No, there's no excuse for comparing Israel with 'apartheid'
Slate's Dave Weigel offers an argument in defense of Chuck Hagel's alleged remarks in 2010 suggesting that Israel could become an apartheid state if it did not make peace with the Palestinians: Defense Minister Ehud Barak said the same thing that same year.
As I've noted before, that was the dumbest thing Barak has ever said--firstly because it's not true, and second because it props up one of the most malicious anti-Israel memes.

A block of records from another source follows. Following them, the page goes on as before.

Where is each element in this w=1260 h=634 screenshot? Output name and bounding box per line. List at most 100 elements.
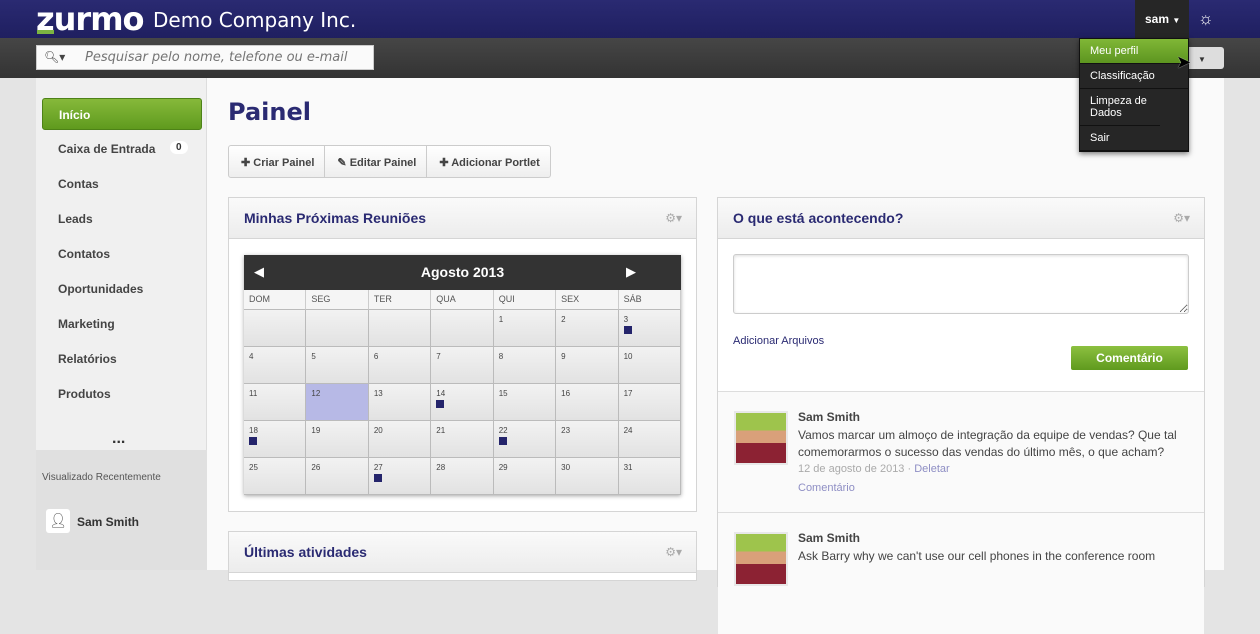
calendar-day[interactable]: 5 (306, 347, 369, 384)
calendar-day[interactable]: 18 (244, 421, 307, 458)
post-author[interactable]: Sam Smith (798, 531, 860, 545)
post-author[interactable]: Sam Smith (798, 410, 860, 424)
plus-icon: ✚ (241, 157, 254, 169)
menu-item-logout[interactable]: Sair (1080, 126, 1188, 151)
calendar-day[interactable] (244, 310, 307, 347)
calendar-day[interactable]: 4 (244, 347, 307, 384)
calendar-day[interactable]: 29 (493, 458, 557, 495)
sidebar-item[interactable]: Produtos (42, 378, 202, 410)
calendar-day[interactable]: 2 (556, 310, 619, 347)
event-marker[interactable] (498, 437, 507, 445)
calendar-day[interactable]: 8 (493, 347, 557, 384)
calendar-day[interactable]: 1 (493, 310, 557, 347)
attach-files-link[interactable]: Adicionar Arquivos (733, 335, 824, 347)
calendar-day[interactable]: 16 (556, 384, 619, 421)
company-name: Demo Company Inc. (153, 8, 357, 32)
calendar-day[interactable]: 23 (556, 421, 619, 458)
portlet-title: Minhas Próximas Reuniões (244, 210, 427, 226)
zurmo-logo[interactable]: zurmo (36, 0, 145, 38)
weekday-header: QUA (431, 290, 494, 310)
calendar-day[interactable]: 11 (244, 384, 307, 421)
event-marker[interactable] (623, 326, 632, 334)
calendar-day[interactable] (431, 310, 494, 347)
calendar-day[interactable] (306, 310, 369, 347)
meetings-portlet: Minhas Próximas Reuniões ⚙▾ ◀ Agosto 2013 ▶… (228, 197, 697, 512)
user-dropdown-menu: Meu perfil Classificação Limpeza de Dado… (1079, 38, 1189, 152)
sidebar-item[interactable]: Caixa de Entrada 0 (42, 133, 202, 165)
calendar-day[interactable]: 20 (368, 421, 432, 458)
calendar-day[interactable]: 25 (244, 458, 307, 495)
calendar-day[interactable]: 17 (618, 384, 681, 421)
comment-link[interactable]: Comentário (798, 482, 855, 494)
calendar-day[interactable]: 22 (493, 421, 557, 458)
create-dashboard-button[interactable]: ✚ Criar Painel (229, 146, 326, 177)
sidebar-item[interactable]: Oportunidades (42, 273, 202, 305)
sidebar-item-label: Relatórios (58, 352, 117, 366)
calendar-day[interactable]: 24 (618, 421, 681, 458)
label: Adicionar Portlet (451, 157, 540, 169)
feed-post: Sam Smith Ask Barry why we can't use our… (718, 512, 1204, 634)
calendar-day[interactable]: 26 (306, 458, 369, 495)
event-marker[interactable] (436, 400, 445, 408)
calendar-day[interactable]: 27 (368, 458, 432, 495)
comment-button[interactable]: Comentário (1071, 346, 1188, 370)
calendar-day[interactable]: 30 (556, 458, 619, 495)
sidebar-item[interactable]: Contas (42, 168, 202, 200)
calendar-day[interactable]: 19 (306, 421, 369, 458)
add-portlet-button[interactable]: ✚ Adicionar Portlet (427, 146, 550, 177)
calendar-day[interactable]: 15 (493, 384, 557, 421)
search-icon[interactable]: 🔍︎▾ (44, 50, 65, 64)
menu-item-profile[interactable]: Meu perfil (1080, 39, 1188, 64)
calendar-day[interactable]: 6 (368, 347, 432, 384)
calendar-day[interactable]: 3 (618, 310, 681, 347)
calendar-day[interactable]: 12 (306, 384, 369, 421)
calendar-day[interactable]: 14 (431, 384, 494, 421)
chevron-down-icon: ▼ (1172, 16, 1181, 25)
user-menu-button[interactable]: sam ▼ (1135, 0, 1189, 38)
calendar-day[interactable]: 28 (431, 458, 494, 495)
more-menu-button[interactable]: ... (112, 430, 125, 448)
weekday-header: DOM (244, 290, 307, 310)
pencil-icon: ✎ (337, 157, 350, 169)
calendar-day[interactable]: 13 (368, 384, 432, 421)
avatar[interactable] (734, 532, 788, 586)
edit-dashboard-button[interactable]: ✎ Editar Painel (325, 146, 428, 177)
sidebar-item[interactable]: Marketing (42, 308, 202, 340)
calendar-day[interactable]: 9 (556, 347, 619, 384)
dashboard-actions: ✚ Criar Painel ✎ Editar Painel ✚ Adicion… (228, 145, 551, 178)
menu-item-ranking[interactable]: Classificação (1080, 64, 1188, 89)
sidebar-item-label: Contas (58, 177, 99, 191)
calendar-day[interactable]: 10 (618, 347, 681, 384)
feed-post: Sam Smith Vamos marcar um almoço de inte… (718, 391, 1204, 513)
sidebar-item[interactable]: Início (42, 98, 202, 130)
calendar-day[interactable]: 7 (431, 347, 494, 384)
search-input[interactable] (85, 50, 365, 65)
event-marker[interactable] (373, 474, 382, 482)
recent-item[interactable]: Sam Smith (77, 515, 139, 529)
user-name: sam (1145, 12, 1170, 26)
weekday-header: TER (368, 290, 432, 310)
post-input[interactable] (733, 254, 1189, 314)
gear-icon[interactable]: ☼ (1198, 9, 1214, 29)
menu-item-data-cleanup[interactable]: Limpeza de Dados (1080, 89, 1160, 126)
sidebar-item[interactable]: Leads (42, 203, 202, 235)
sidebar-item-label: Caixa de Entrada (58, 142, 156, 156)
gear-icon[interactable]: ⚙▾ (665, 211, 682, 225)
sidebar-item[interactable]: Relatórios (42, 343, 202, 375)
delete-link[interactable]: Deletar (914, 463, 949, 475)
label: Criar Painel (253, 157, 315, 169)
calendar-day[interactable] (368, 310, 432, 347)
gear-icon[interactable]: ⚙▾ (665, 545, 682, 559)
post-date: 12 de agosto de 2013 (798, 463, 905, 475)
sidebar-item[interactable]: Contatos (42, 238, 202, 270)
weekday-header: SÁB (618, 290, 681, 310)
next-month-button[interactable]: ▶ (626, 264, 636, 280)
event-marker[interactable] (249, 437, 257, 445)
sidebar-item-label: Contatos (58, 247, 110, 261)
sidebar-item-label: Produtos (58, 387, 111, 401)
avatar[interactable] (734, 411, 788, 465)
calendar-day[interactable]: 21 (431, 421, 494, 458)
calendar-day[interactable]: 31 (618, 458, 681, 495)
gear-icon[interactable]: ⚙▾ (1173, 211, 1190, 225)
global-search[interactable]: 🔍︎▾ (36, 45, 374, 70)
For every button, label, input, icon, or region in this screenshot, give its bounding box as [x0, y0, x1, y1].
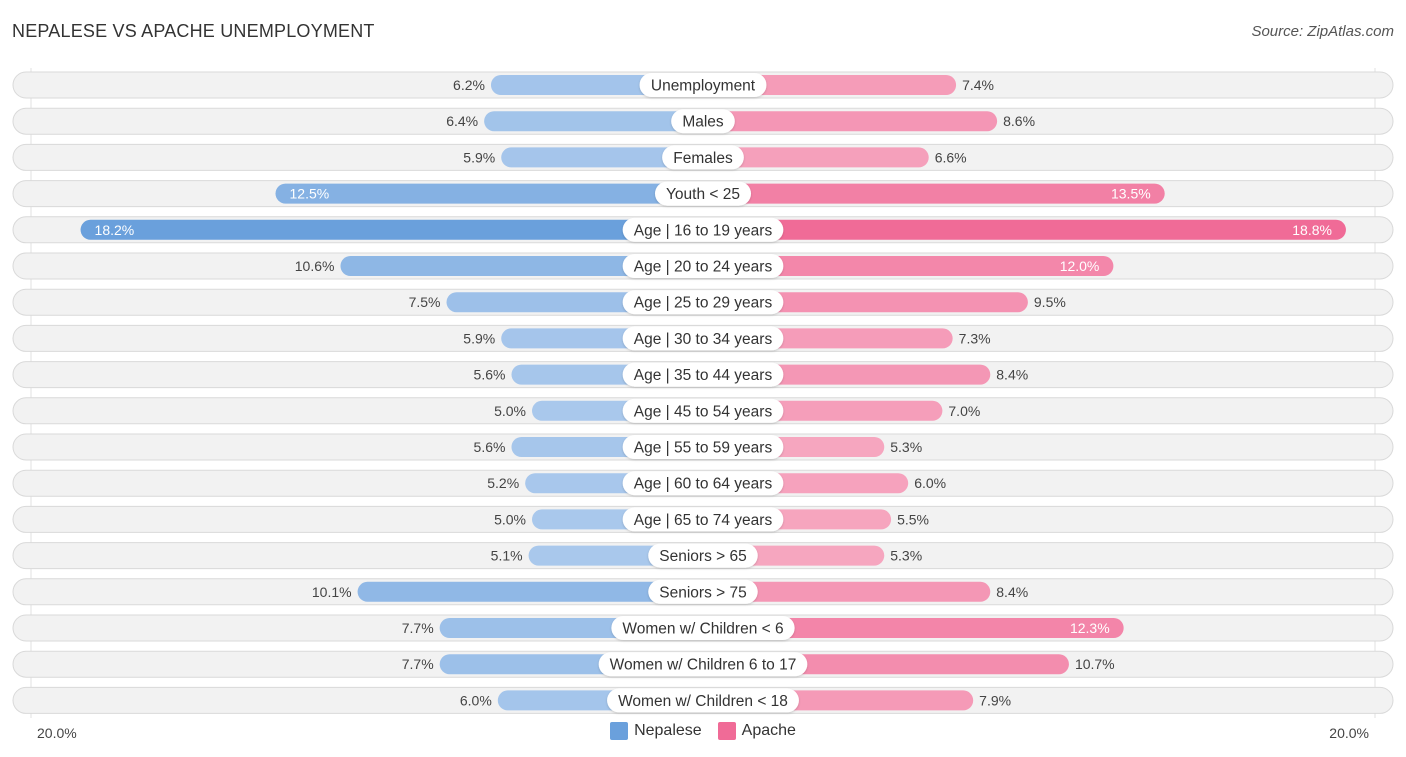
nepalese-value-label: 7.5%: [409, 294, 441, 310]
legend-swatch-nepalese: [610, 722, 629, 740]
category-label: Age | 60 to 64 years: [634, 476, 773, 493]
nepalese-value-label: 7.7%: [402, 620, 434, 636]
nepalese-value-label: 10.6%: [295, 258, 335, 274]
nepalese-value-label: 5.6%: [474, 439, 506, 455]
legend-item-apache[interactable]: Apache: [717, 722, 796, 740]
chart-row: Age | 20 to 24 years 10.6% 12.0%: [12, 252, 1394, 280]
apache-bar[interactable]: [693, 111, 998, 132]
apache-value-label: 6.0%: [914, 475, 946, 491]
apache-value-label: 5.3%: [890, 548, 922, 564]
category-label: Women w/ Children < 6: [622, 621, 783, 638]
apache-value-label: 7.0%: [948, 403, 980, 419]
category-label: Seniors > 65: [659, 548, 746, 565]
legend-item-nepalese[interactable]: Nepalese: [610, 722, 702, 740]
chart-row: Women w/ Children 6 to 17 7.7% 10.7%: [12, 650, 1394, 678]
chart-row: Age | 16 to 19 years 18.2% 18.8%: [12, 216, 1394, 244]
category-label: Unemployment: [651, 78, 756, 95]
apache-value-label: 5.3%: [890, 439, 922, 455]
category-label: Women w/ Children < 18: [618, 693, 788, 710]
nepalese-value-label: 5.6%: [474, 367, 506, 383]
apache-value-label: 9.5%: [1034, 294, 1066, 310]
category-label: Males: [682, 114, 724, 131]
nepalese-value-label: 12.5%: [290, 186, 330, 202]
category-label: Age | 45 to 54 years: [634, 403, 773, 420]
apache-value-label: 7.4%: [962, 77, 994, 93]
category-label: Age | 25 to 29 years: [634, 295, 773, 312]
nepalese-value-label: 5.0%: [494, 511, 526, 527]
category-label: Youth < 25: [666, 186, 740, 203]
chart-row: Seniors > 65 5.1% 5.3%: [12, 542, 1394, 570]
apache-value-label: 12.0%: [1060, 258, 1100, 274]
nepalese-value-label: 6.4%: [446, 113, 478, 129]
nepalese-value-label: 6.2%: [453, 77, 485, 93]
chart-row: Seniors > 75 10.1% 8.4%: [12, 578, 1394, 606]
apache-value-label: 10.7%: [1075, 656, 1115, 672]
apache-value-label: 8.4%: [996, 584, 1028, 600]
apache-value-label: 5.5%: [897, 511, 929, 527]
apache-value-label: 8.4%: [996, 367, 1028, 383]
category-label: Age | 20 to 24 years: [634, 259, 773, 276]
nepalese-bar[interactable]: [80, 219, 713, 240]
legend-label-nepalese: Nepalese: [634, 722, 702, 739]
category-label: Seniors > 75: [659, 584, 746, 601]
chart-row: Youth < 25 12.5% 13.5%: [12, 180, 1394, 208]
apache-value-label: 6.6%: [935, 149, 967, 165]
apache-value-label: 18.8%: [1292, 222, 1332, 238]
chart-canvas: Unemployment 6.2% 7.4% Males 6.4% 8.6% Females…: [12, 68, 1394, 718]
chart-row: Women w/ Children < 18 6.0% 7.9%: [12, 686, 1394, 714]
chart-row: Age | 55 to 59 years 5.6% 5.3%: [12, 433, 1394, 461]
legend-label-apache: Apache: [741, 722, 796, 739]
nepalese-bar[interactable]: [275, 183, 714, 204]
nepalese-value-label: 18.2%: [95, 222, 135, 238]
nepalese-value-label: 10.1%: [312, 584, 352, 600]
category-label: Age | 30 to 34 years: [634, 331, 773, 348]
chart-row: Age | 60 to 64 years 5.2% 6.0%: [12, 469, 1394, 497]
chart-row: Age | 25 to 29 years 7.5% 9.5%: [12, 288, 1394, 316]
nepalese-value-label: 5.2%: [487, 475, 519, 491]
chart-row: Age | 65 to 74 years 5.0% 5.5%: [12, 505, 1394, 533]
category-label: Age | 65 to 74 years: [634, 512, 773, 529]
legend-swatch-apache: [717, 722, 736, 740]
category-label: Women w/ Children 6 to 17: [610, 657, 797, 674]
nepalese-value-label: 5.9%: [463, 149, 495, 165]
apache-value-label: 12.3%: [1070, 620, 1110, 636]
nepalese-value-label: 5.1%: [491, 548, 523, 564]
chart-row: Males 6.4% 8.6%: [12, 107, 1394, 135]
chart-row: Women w/ Children < 6 7.7% 12.3%: [12, 614, 1394, 642]
category-label: Age | 35 to 44 years: [634, 367, 773, 384]
chart-row: Age | 45 to 54 years 5.0% 7.0%: [12, 397, 1394, 425]
apache-value-label: 7.3%: [959, 330, 991, 346]
nepalese-value-label: 7.7%: [402, 656, 434, 672]
apache-bar[interactable]: [693, 219, 1346, 240]
apache-value-label: 8.6%: [1003, 113, 1035, 129]
category-label: Age | 16 to 19 years: [634, 222, 773, 239]
nepalese-value-label: 6.0%: [460, 692, 492, 708]
category-label: Females: [673, 150, 733, 167]
apache-bar[interactable]: [693, 183, 1165, 204]
chart-row: Unemployment 6.2% 7.4%: [12, 71, 1394, 99]
apache-value-label: 13.5%: [1111, 186, 1151, 202]
legend: Nepalese Apache: [0, 722, 1406, 740]
chart-row: Females 5.9% 6.6%: [12, 143, 1394, 171]
chart-row: Age | 35 to 44 years 5.6% 8.4%: [12, 361, 1394, 389]
apache-value-label: 7.9%: [979, 692, 1011, 708]
chart-row: Age | 30 to 34 years 5.9% 7.3%: [12, 324, 1394, 352]
category-label: Age | 55 to 59 years: [634, 440, 773, 457]
nepalese-value-label: 5.9%: [463, 330, 495, 346]
nepalese-value-label: 5.0%: [494, 403, 526, 419]
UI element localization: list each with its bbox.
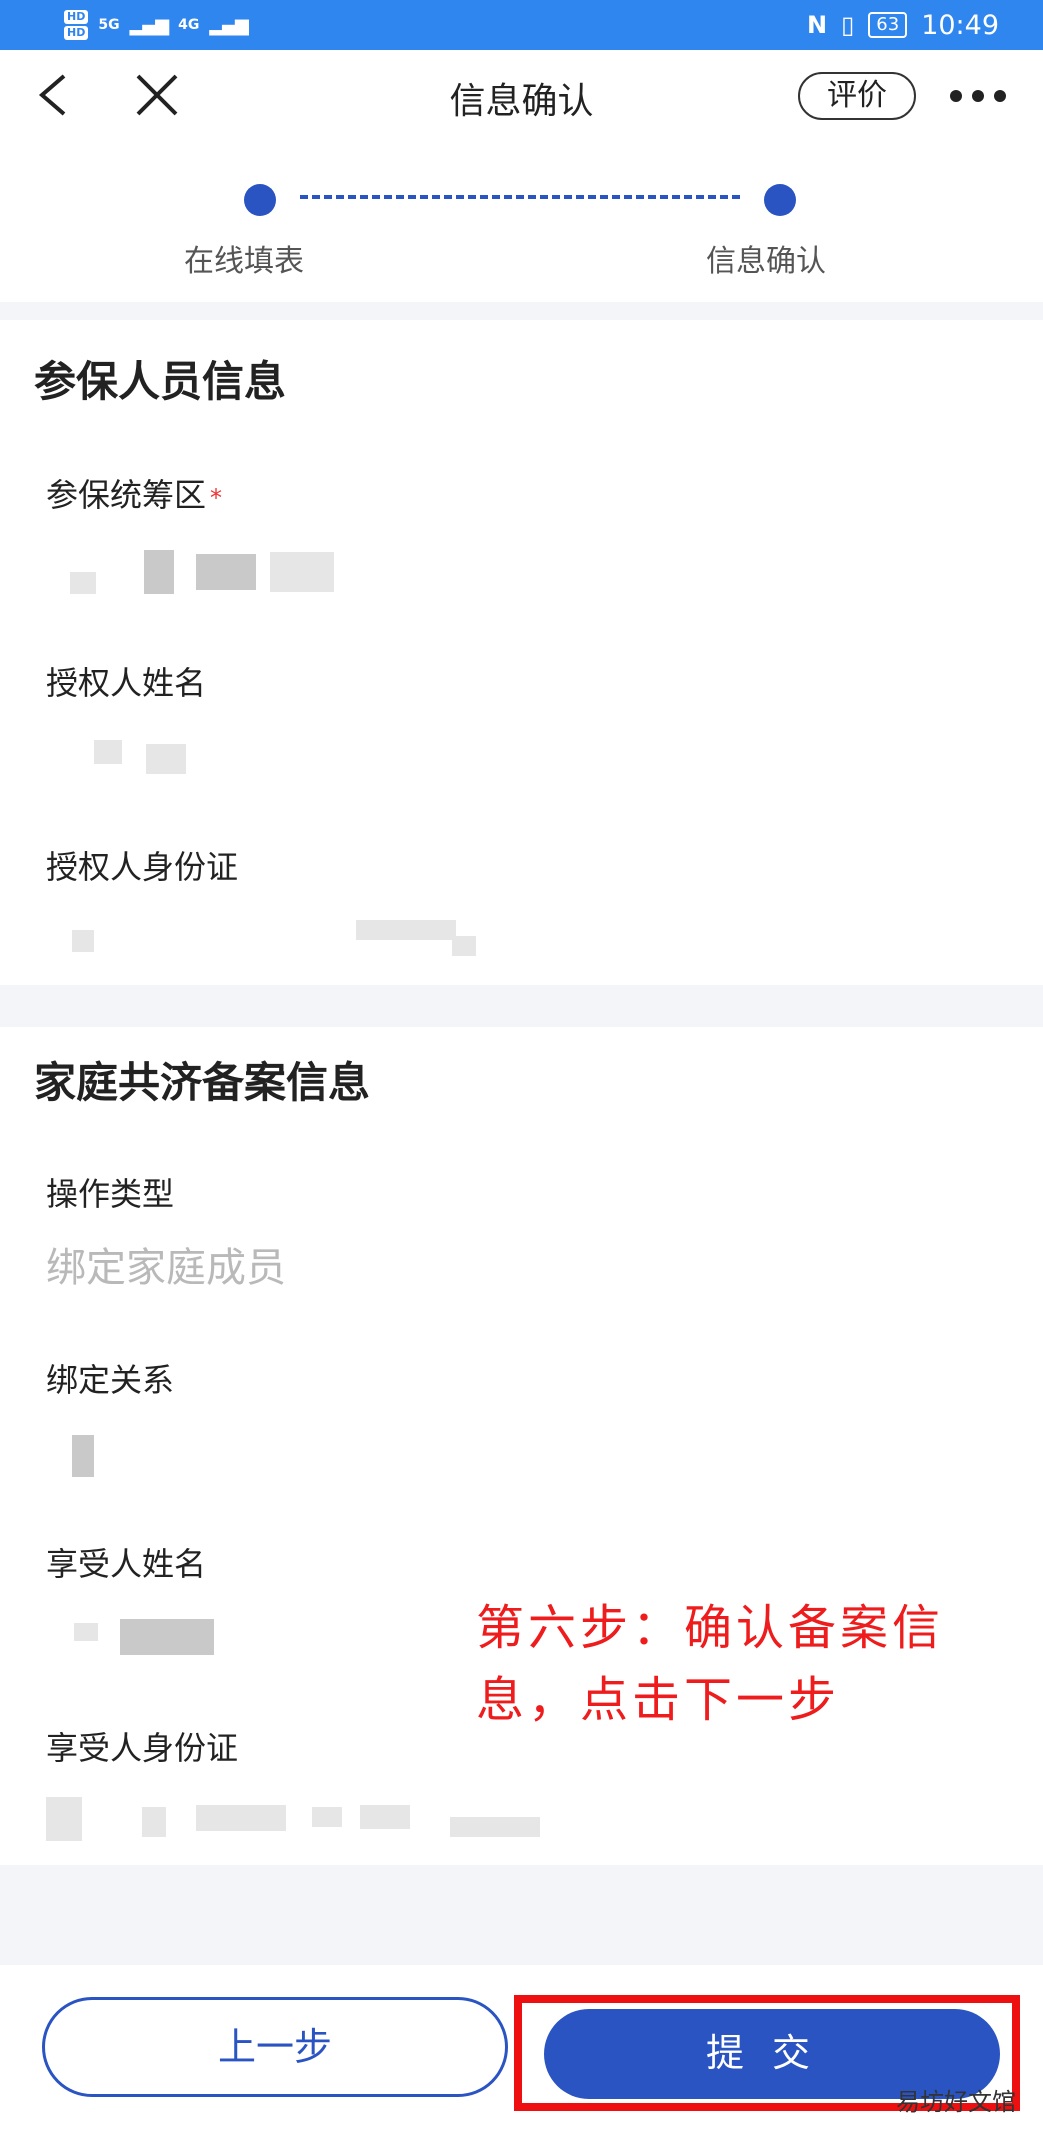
redacted-value bbox=[270, 552, 334, 592]
field-label-relation: 绑定关系 bbox=[46, 1361, 175, 1399]
family-info-card: 家庭共济备案信息 操作类型 绑定家庭成员 绑定关系 享受人姓名 享受人身份证 bbox=[0, 1027, 1043, 1865]
redacted-value bbox=[360, 1805, 410, 1829]
insured-info-card: 参保人员信息 参保统筹区 * 授权人姓名 授权人身份证 bbox=[0, 320, 1043, 985]
more-dots-icon bbox=[950, 90, 1006, 102]
field-label-beneficiary-id: 享受人身份证 bbox=[46, 1729, 239, 1767]
rate-button[interactable]: 评价 bbox=[798, 72, 916, 120]
status-right: N ▯ 63 10:49 bbox=[807, 10, 999, 41]
insured-section-title: 参保人员信息 bbox=[34, 357, 287, 406]
redacted-value bbox=[146, 744, 186, 774]
redacted-value bbox=[196, 554, 256, 590]
family-section-title: 家庭共济备案信息 bbox=[34, 1058, 371, 1107]
redacted-value bbox=[46, 1797, 82, 1841]
hd-badge-1: HD bbox=[64, 10, 89, 24]
region-label-text: 参保统筹区 bbox=[46, 476, 207, 514]
redacted-value bbox=[196, 1805, 286, 1831]
status-bar: HD HD 5G ▂▄▆ 4G ▂▄▆ N ▯ 63 10:49 bbox=[0, 0, 1043, 50]
redacted-value bbox=[74, 1623, 98, 1641]
back-button[interactable] bbox=[30, 68, 80, 122]
operation-type-value: 绑定家庭成员 bbox=[46, 1245, 286, 1291]
step-1-dot bbox=[244, 184, 276, 216]
hd-badges: HD HD bbox=[64, 10, 89, 40]
redacted-value bbox=[142, 1807, 166, 1837]
redacted-value bbox=[452, 936, 476, 956]
battery-icon: 63 bbox=[868, 12, 908, 38]
previous-step-button[interactable]: 上一步 bbox=[42, 1997, 508, 2097]
signal-icon: ▂▄▆ bbox=[129, 14, 170, 36]
signal-icon-2: ▂▄▆ bbox=[209, 14, 249, 36]
nfc-icon: N bbox=[806, 11, 828, 39]
progress-steps: 在线填表 信息确认 bbox=[0, 140, 1043, 302]
chevron-left-icon bbox=[38, 74, 66, 116]
vibrate-icon: ▯ bbox=[841, 11, 855, 39]
redacted-value bbox=[72, 1435, 94, 1477]
close-button[interactable] bbox=[130, 68, 184, 122]
step-2-label: 信息确认 bbox=[706, 244, 826, 279]
field-label-authorizer-name: 授权人姓名 bbox=[46, 664, 207, 702]
footer-bar: 上一步 提交 易坊好文馆 bbox=[0, 1965, 1043, 2129]
redacted-value bbox=[450, 1817, 540, 1837]
close-icon bbox=[136, 74, 178, 116]
field-label-region: 参保统筹区 * bbox=[46, 470, 222, 516]
step-2-dot bbox=[764, 184, 796, 216]
redacted-value bbox=[356, 920, 456, 940]
field-label-operation-type: 操作类型 bbox=[46, 1175, 175, 1213]
clock: 10:49 bbox=[921, 9, 999, 41]
network-4g-label: 4G bbox=[178, 17, 200, 33]
required-mark: * bbox=[210, 484, 223, 512]
hd-badge-2: HD bbox=[64, 26, 89, 40]
redacted-value bbox=[120, 1619, 214, 1655]
nav-bar: 信息确认 评价 bbox=[0, 50, 1043, 140]
redacted-value bbox=[312, 1807, 342, 1827]
more-button[interactable] bbox=[946, 74, 1010, 118]
field-label-authorizer-id: 授权人身份证 bbox=[46, 848, 239, 886]
status-left: HD HD 5G ▂▄▆ 4G ▂▄▆ bbox=[64, 10, 249, 40]
redacted-value bbox=[72, 930, 94, 952]
redacted-value bbox=[70, 572, 96, 594]
watermark: 易坊好文馆 bbox=[896, 2088, 1016, 2116]
tutorial-annotation: 第六步：确认备案信息，点击下一步 bbox=[476, 1600, 945, 1728]
step-connector bbox=[300, 195, 740, 199]
step-1-label: 在线填表 bbox=[184, 244, 304, 279]
redacted-value bbox=[144, 550, 174, 594]
redacted-value bbox=[94, 740, 122, 764]
field-label-beneficiary-name: 享受人姓名 bbox=[46, 1545, 207, 1583]
network-5g-label: 5G bbox=[98, 17, 120, 33]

Here, Weigel appears to be using a version of the argument described by Alan Dershowitz as "argument by ethnic identity"--i.e. if an Israeli said it, it must be OK. Granted, the Israeli in question was a prominent one, though Barak himself was, in his time as prime minister, accused unfairly of "apartheid" for promoting the idea that a two-state solution was preferable because it would separate Israelis from Palestinians. The term has been abused, both in the U.S. and Israel, to inflame the debate. It's highly worrisome that Hagel used it, especially after the calamity that was Jimmy Carter's Palestine Peace not Apartheid (2007).
I would compare Barak's use of the term "apartheid" to Hagel's tolerance for the term "bully" when used by a caller to refer to America on Al-Jazeera. Barak's use of the term is not a defense for anti-Israel views, any more than Hagel's tacit acceptance of "bully" ought to provide cover for anti-American views.